A competitive advantage: How Australia can start leading the world in innovation

Over the last few articles, I have discussed the new Government’s plan to enter the ‘era of innovation’. The most significant to MarketLend and many other financial technology companies offering fintech solutions was the amendments made to crowd-sourced equity funding. By decreasing compliance costs and barriers to entry, the Government has made CSEF a viable means for smaller public companies to raise capital.  This is a great way for many established start-up’s to raise more equity, however, for our ‘innovation era’ to be sustainable, we need a method to consistently originate new start-ups. 

The Government’s first step towards incentivizing start-ups is the tax reform. Personally, I believe this is a great method of attracting angel investors. The tax incentive will be a 20% non-refundable tax offset on investment capped at $200,00 per investor, per year, and a 10 year capital gains tax exemption for investments held for three years.  This is a great step in the right direction, but what really creates an ‘era of innovation’?

To first analyse this, I’ve decided to look at one of the most successful start-ups ecosystems in the world: Silicon Valley. The Valley’s prosperity and success was based on several factors: state of the art Universities with great funding, a large amount of venture capital, and a consistent amount of Government spending within the area. Silicon Valley had an enormous competitive advantage for start-ups than almost any area in the world. Great minds, plentiful and willing angel investors, and Government expenditure attracted start-ups to utilise the new research developed across America. 

I am not advocating for Australia to replicate Silicon Valley, rather, I am advocating for Australia to continue to develop a competitive advantage for investment and innovation. Moving to the United States or Europe should never be a pre-requisite for a successful Australian start-up. We should look inwards to develop a competitive advantage. Consistent investment in education and technology are key staples to developing a similar environment to Silicon Valley. 

Australia is a resource based economy; the majority of our exports are resources. We’ve enjoyed a high standard of living, and an extremely powerful economy proportionate to our population. China’s high demand for resources has allowed us to have a very cruisy ride through the GFC but our ride might begin to have some bumps.

An important but scarcely used statistic is economic complexity. Economic complexity is the measure of production characteristics, essentially demonstrating how complex and versatile our exports are. Counties with a high-level of economic complexity are not immune to recession or lulls in the economy but they are not entirely pinned to the success of a few countries. Australia ranks 71st in economic complexity, ranking as one of the lowest OECD countries in this list. We need to change. Fast. 

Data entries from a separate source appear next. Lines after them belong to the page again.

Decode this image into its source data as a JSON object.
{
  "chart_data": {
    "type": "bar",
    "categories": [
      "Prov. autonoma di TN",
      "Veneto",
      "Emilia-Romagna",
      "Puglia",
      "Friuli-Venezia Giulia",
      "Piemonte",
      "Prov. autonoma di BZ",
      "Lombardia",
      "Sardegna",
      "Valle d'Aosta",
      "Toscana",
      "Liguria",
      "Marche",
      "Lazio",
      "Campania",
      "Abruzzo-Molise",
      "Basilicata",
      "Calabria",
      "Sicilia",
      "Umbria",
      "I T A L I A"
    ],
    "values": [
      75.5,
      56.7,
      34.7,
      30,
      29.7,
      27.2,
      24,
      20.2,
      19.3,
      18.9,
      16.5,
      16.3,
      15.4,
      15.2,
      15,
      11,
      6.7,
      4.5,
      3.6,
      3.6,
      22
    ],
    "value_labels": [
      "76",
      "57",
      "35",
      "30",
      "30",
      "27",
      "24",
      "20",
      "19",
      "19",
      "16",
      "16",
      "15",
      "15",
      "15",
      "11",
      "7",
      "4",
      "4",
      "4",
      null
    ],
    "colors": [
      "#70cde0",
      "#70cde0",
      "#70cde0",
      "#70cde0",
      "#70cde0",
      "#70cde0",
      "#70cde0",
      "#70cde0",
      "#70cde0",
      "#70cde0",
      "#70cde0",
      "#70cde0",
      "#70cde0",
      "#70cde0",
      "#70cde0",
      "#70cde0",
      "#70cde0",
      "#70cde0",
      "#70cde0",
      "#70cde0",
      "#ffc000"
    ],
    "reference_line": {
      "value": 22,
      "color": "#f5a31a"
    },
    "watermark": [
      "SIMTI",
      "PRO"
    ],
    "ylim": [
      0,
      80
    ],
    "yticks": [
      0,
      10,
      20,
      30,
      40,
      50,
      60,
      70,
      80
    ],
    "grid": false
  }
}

Innovation is a great way to increase the diversity of our exports. We are already seeing Australian start-ups like Atlassian change the global perception of Australian start-ups, and if the Australian Government is able to efficiently respond and facilitate investment and creation, we might see an insurgence of successful Australian start-ups.  

The Turnbull Government is on the right track, but we need consistent effort put into developing a competitive advantage. The movement towards an ‘innovation era’ cannot simply be empty rhetoric or PR tool to use for an election.